I take this action in denial of normative hegemonic notions of property ownership, reflected in the legal structures of Federal, State, and local governments. I trespass frequently and with great enthusiasm on my walk.
Ultimately, I take this action with the deeply-felt intention of reversing the colonization of my mind, body, and spirit; as well as holding intention for decolonization of the land I walk, and of the people I meet along the way.
I imagine organizing and performing future group “Walks for Decolonization,” in the tradition of the Situationist dérive and in solidarity with Indigenous Walking Tours taking place today in Canada, embodying a commitment to unravelling the mess we’re in, through an active practice of looking, listening, and engaging in social discourse on these pressing matters.
With any luck, or rather unluck (in this uncivilizing process I embark upon, feeling it to be my uncivic duty as an uncitizen), I might even get to visit Elfland sometime soon :) …or at least, to begin to really know this land that I call home.
(2 hours 15 minutes)
(7 minute excerpt)
This was a two-channel video installation with additional objects, placed in a public hallway at Emmanuel College, a small Catholic liberal arts college in Boston, Massachusetts, after the action described above. The work includes the video documenting my decolonization walk and a playlist of youtube videos I curated of indigenous leaders and scholars as well as Christian allies working to undo the impacts of the Doctrine of Discovery. The space was set up as a lounge for students to hang out and watch the videos, while playing “We Are the 99% Chess,” for which I had redesigned the rules of chess and created a takeaway printed chessboard, as well as an assortment of scholarly reading materials related to the content of the videos.
This installation consists of a 5′ x 8′ print on paper, a collection of carved wooden block sculptures of various sizes, a set of chess pieces whittled from twigs, a dried common mullein plant, a representation of a monumental roadside religious pilgrimage site built by a distant cousin of mine, my grandmother’s drawing of a piece of driftwood, and the actual piece of driftwood. The matrices from which the print was made are carved and engraved on the set of sculptural blocks. Some are patterns, others contain images and/or words, while still others are typographic sets of letters and punctuation marks in two different sizes. I have been carving this series of blocks and printing them in various combinations since 2005. For awhile I was doing street performances using the blocks, in a project I called Footprint Factory, and they were also a part of A Work of Art.
The chess pieces are arranged such that all the high ranking pieces have not moved from where they started, but the pawns are gathered at the center of the board, as though conspiring together around a long feasting table laden with food.
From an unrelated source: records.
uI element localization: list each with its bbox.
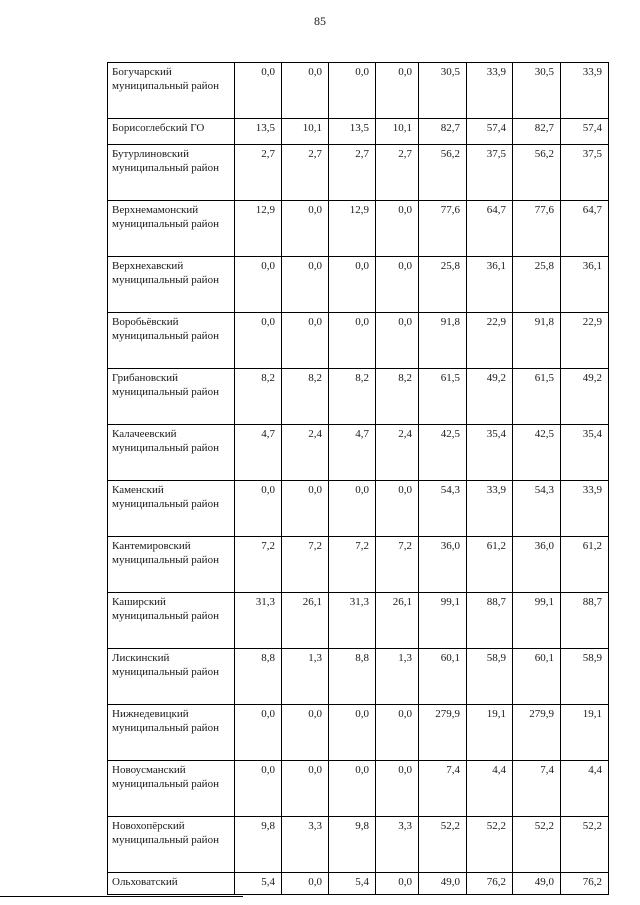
table-row [108, 761, 609, 817]
value-cell: 9,8 [329, 817, 376, 873]
value-cell: 26,1 [376, 593, 419, 649]
table-row [108, 369, 609, 425]
value-cell: 2,4 [376, 425, 419, 481]
value-cell: 0,0 [235, 705, 282, 761]
table-body [108, 63, 609, 895]
value-cell: 61,5 [419, 369, 467, 425]
value-cell: 35,4 [467, 425, 513, 481]
value-cell: 60,1 [513, 649, 561, 705]
district-name-cell: Калачеевский муниципальный район [108, 425, 235, 481]
value-cell: 82,7 [513, 119, 561, 145]
value-cell: 33,9 [561, 63, 609, 119]
value-cell: 36,0 [513, 537, 561, 593]
value-cell: 35,4 [561, 425, 609, 481]
value-cell: 7,2 [329, 537, 376, 593]
value-cell: 2,4 [282, 425, 329, 481]
district-name-cell: Верхнемамонский муниципальный район [108, 201, 235, 257]
value-cell: 22,9 [467, 313, 513, 369]
value-cell: 77,6 [513, 201, 561, 257]
value-cell: 7,4 [419, 761, 467, 817]
value-cell: 54,3 [513, 481, 561, 537]
table-row [108, 145, 609, 201]
value-cell: 0,0 [235, 761, 282, 817]
value-cell: 52,2 [419, 817, 467, 873]
value-cell: 37,5 [561, 145, 609, 201]
district-name-cell: Богучарский муниципальный район [108, 63, 235, 119]
value-cell: 26,1 [282, 593, 329, 649]
value-cell: 99,1 [419, 593, 467, 649]
value-cell: 0,0 [235, 481, 282, 537]
value-cell: 77,6 [419, 201, 467, 257]
value-cell: 64,7 [467, 201, 513, 257]
district-name-cell: Каменский муниципальный район [108, 481, 235, 537]
value-cell: 0,0 [329, 257, 376, 313]
value-cell: 3,3 [282, 817, 329, 873]
value-cell: 33,9 [467, 63, 513, 119]
value-cell: 88,7 [561, 593, 609, 649]
value-cell: 25,8 [513, 257, 561, 313]
value-cell: 99,1 [513, 593, 561, 649]
table-row [108, 201, 609, 257]
footnote-divider [0, 896, 243, 897]
value-cell: 0,0 [329, 761, 376, 817]
value-cell: 30,5 [419, 63, 467, 119]
value-cell: 0,0 [282, 873, 329, 895]
value-cell: 91,8 [513, 313, 561, 369]
value-cell: 0,0 [282, 257, 329, 313]
value-cell: 64,7 [561, 201, 609, 257]
value-cell: 0,0 [329, 481, 376, 537]
value-cell: 8,2 [235, 369, 282, 425]
district-name-cell: Каширский муниципальный район [108, 593, 235, 649]
value-cell: 19,1 [467, 705, 513, 761]
district-name-cell: Воробьёвский муниципальный район [108, 313, 235, 369]
value-cell: 1,3 [282, 649, 329, 705]
district-name-cell: Бутурлиновский муниципальный район [108, 145, 235, 201]
value-cell: 12,9 [235, 201, 282, 257]
district-name-cell: Верхнехавский муниципальный район [108, 257, 235, 313]
value-cell: 0,0 [282, 63, 329, 119]
value-cell: 0,0 [282, 201, 329, 257]
value-cell: 57,4 [467, 119, 513, 145]
page-number: 85 [314, 14, 326, 28]
value-cell: 42,5 [513, 425, 561, 481]
value-cell: 4,7 [329, 425, 376, 481]
value-cell: 2,7 [235, 145, 282, 201]
value-cell: 61,2 [467, 537, 513, 593]
value-cell: 61,5 [513, 369, 561, 425]
district-name-cell: Новохопёрский муниципальный район [108, 817, 235, 873]
value-cell: 56,2 [513, 145, 561, 201]
value-cell: 4,7 [235, 425, 282, 481]
value-cell: 8,2 [329, 369, 376, 425]
value-cell: 58,9 [561, 649, 609, 705]
value-cell: 8,8 [235, 649, 282, 705]
value-cell: 5,4 [235, 873, 282, 895]
table-row [108, 481, 609, 537]
statistics-table [107, 62, 609, 895]
value-cell: 0,0 [282, 481, 329, 537]
value-cell: 49,2 [467, 369, 513, 425]
value-cell: 91,8 [419, 313, 467, 369]
district-name-cell: Ольховатский [108, 873, 235, 895]
district-name-cell: Кантемировский муниципальный район [108, 537, 235, 593]
value-cell: 0,0 [376, 481, 419, 537]
value-cell: 13,5 [235, 119, 282, 145]
value-cell: 58,9 [467, 649, 513, 705]
value-cell: 7,2 [282, 537, 329, 593]
value-cell: 31,3 [329, 593, 376, 649]
district-name-cell: Борисоглебский ГО [108, 119, 235, 145]
value-cell: 0,0 [376, 761, 419, 817]
value-cell: 49,0 [419, 873, 467, 895]
value-cell: 82,7 [419, 119, 467, 145]
value-cell: 36,1 [561, 257, 609, 313]
table-row [108, 257, 609, 313]
table-row [108, 425, 609, 481]
table-row [108, 313, 609, 369]
value-cell: 0,0 [376, 257, 419, 313]
table-row [108, 63, 609, 119]
value-cell: 279,9 [419, 705, 467, 761]
table-row [108, 817, 609, 873]
value-cell: 0,0 [329, 705, 376, 761]
value-cell: 7,2 [235, 537, 282, 593]
value-cell: 0,0 [376, 313, 419, 369]
value-cell: 0,0 [329, 313, 376, 369]
value-cell: 10,1 [376, 119, 419, 145]
value-cell: 0,0 [235, 63, 282, 119]
value-cell: 33,9 [561, 481, 609, 537]
value-cell: 8,8 [329, 649, 376, 705]
value-cell: 13,5 [329, 119, 376, 145]
table-row [108, 593, 609, 649]
value-cell: 8,2 [376, 369, 419, 425]
value-cell: 49,0 [513, 873, 561, 895]
value-cell: 36,1 [467, 257, 513, 313]
value-cell: 7,4 [513, 761, 561, 817]
value-cell: 61,2 [561, 537, 609, 593]
value-cell: 76,2 [561, 873, 609, 895]
value-cell: 5,4 [329, 873, 376, 895]
value-cell: 0,0 [376, 873, 419, 895]
value-cell: 31,3 [235, 593, 282, 649]
value-cell: 52,2 [513, 817, 561, 873]
value-cell: 279,9 [513, 705, 561, 761]
value-cell: 7,2 [376, 537, 419, 593]
value-cell: 52,2 [467, 817, 513, 873]
district-name-cell: Новоусманский муниципальный район [108, 761, 235, 817]
value-cell: 0,0 [235, 313, 282, 369]
district-name-cell: Лискинский муниципальный район [108, 649, 235, 705]
value-cell: 0,0 [376, 705, 419, 761]
value-cell: 0,0 [376, 201, 419, 257]
value-cell: 49,2 [561, 369, 609, 425]
table-row [108, 705, 609, 761]
value-cell: 0,0 [235, 257, 282, 313]
value-cell: 76,2 [467, 873, 513, 895]
value-cell: 0,0 [282, 761, 329, 817]
value-cell: 2,7 [376, 145, 419, 201]
table-row [108, 873, 609, 895]
value-cell: 42,5 [419, 425, 467, 481]
value-cell: 60,1 [419, 649, 467, 705]
value-cell: 2,7 [329, 145, 376, 201]
value-cell: 1,3 [376, 649, 419, 705]
value-cell: 9,8 [235, 817, 282, 873]
table-row [108, 649, 609, 705]
district-name-cell: Нижнедевицкий муниципальный район [108, 705, 235, 761]
value-cell: 25,8 [419, 257, 467, 313]
value-cell: 0,0 [329, 63, 376, 119]
value-cell: 30,5 [513, 63, 561, 119]
value-cell: 22,9 [561, 313, 609, 369]
value-cell: 37,5 [467, 145, 513, 201]
value-cell: 12,9 [329, 201, 376, 257]
value-cell: 8,2 [282, 369, 329, 425]
value-cell: 33,9 [467, 481, 513, 537]
value-cell: 10,1 [282, 119, 329, 145]
value-cell: 88,7 [467, 593, 513, 649]
table-row [108, 119, 609, 145]
value-cell: 2,7 [282, 145, 329, 201]
value-cell: 57,4 [561, 119, 609, 145]
value-cell: 0,0 [282, 705, 329, 761]
value-cell: 54,3 [419, 481, 467, 537]
value-cell: 0,0 [282, 313, 329, 369]
table-row [108, 537, 609, 593]
value-cell: 52,2 [561, 817, 609, 873]
value-cell: 36,0 [419, 537, 467, 593]
district-name-cell: Грибановский муниципальный район [108, 369, 235, 425]
value-cell: 4,4 [561, 761, 609, 817]
value-cell: 56,2 [419, 145, 467, 201]
value-cell: 19,1 [561, 705, 609, 761]
value-cell: 4,4 [467, 761, 513, 817]
value-cell: 3,3 [376, 817, 419, 873]
value-cell: 0,0 [376, 63, 419, 119]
The message in the patterned, quilt-like patchwork of prints reads as follows: ”
WE’VE WORKED SO HARD FOR YOU
BUT KEEP YOUR MONEY, HONEY-!
TAKE IT, & HIDE IT SOMEPLACE
WE DON’T REALLY NEED IT:
WE ARE RICH IN LOVE
When I was young, my family, like the vast majority of families that share this Earth, did not have a lot of money. We struggled to get by in those days, and we still do. But we did have some love, and I must insist that it will always mean so much more, in spite of everything we’ve been conditioned to believe, here in the brutal clutches of capitalism.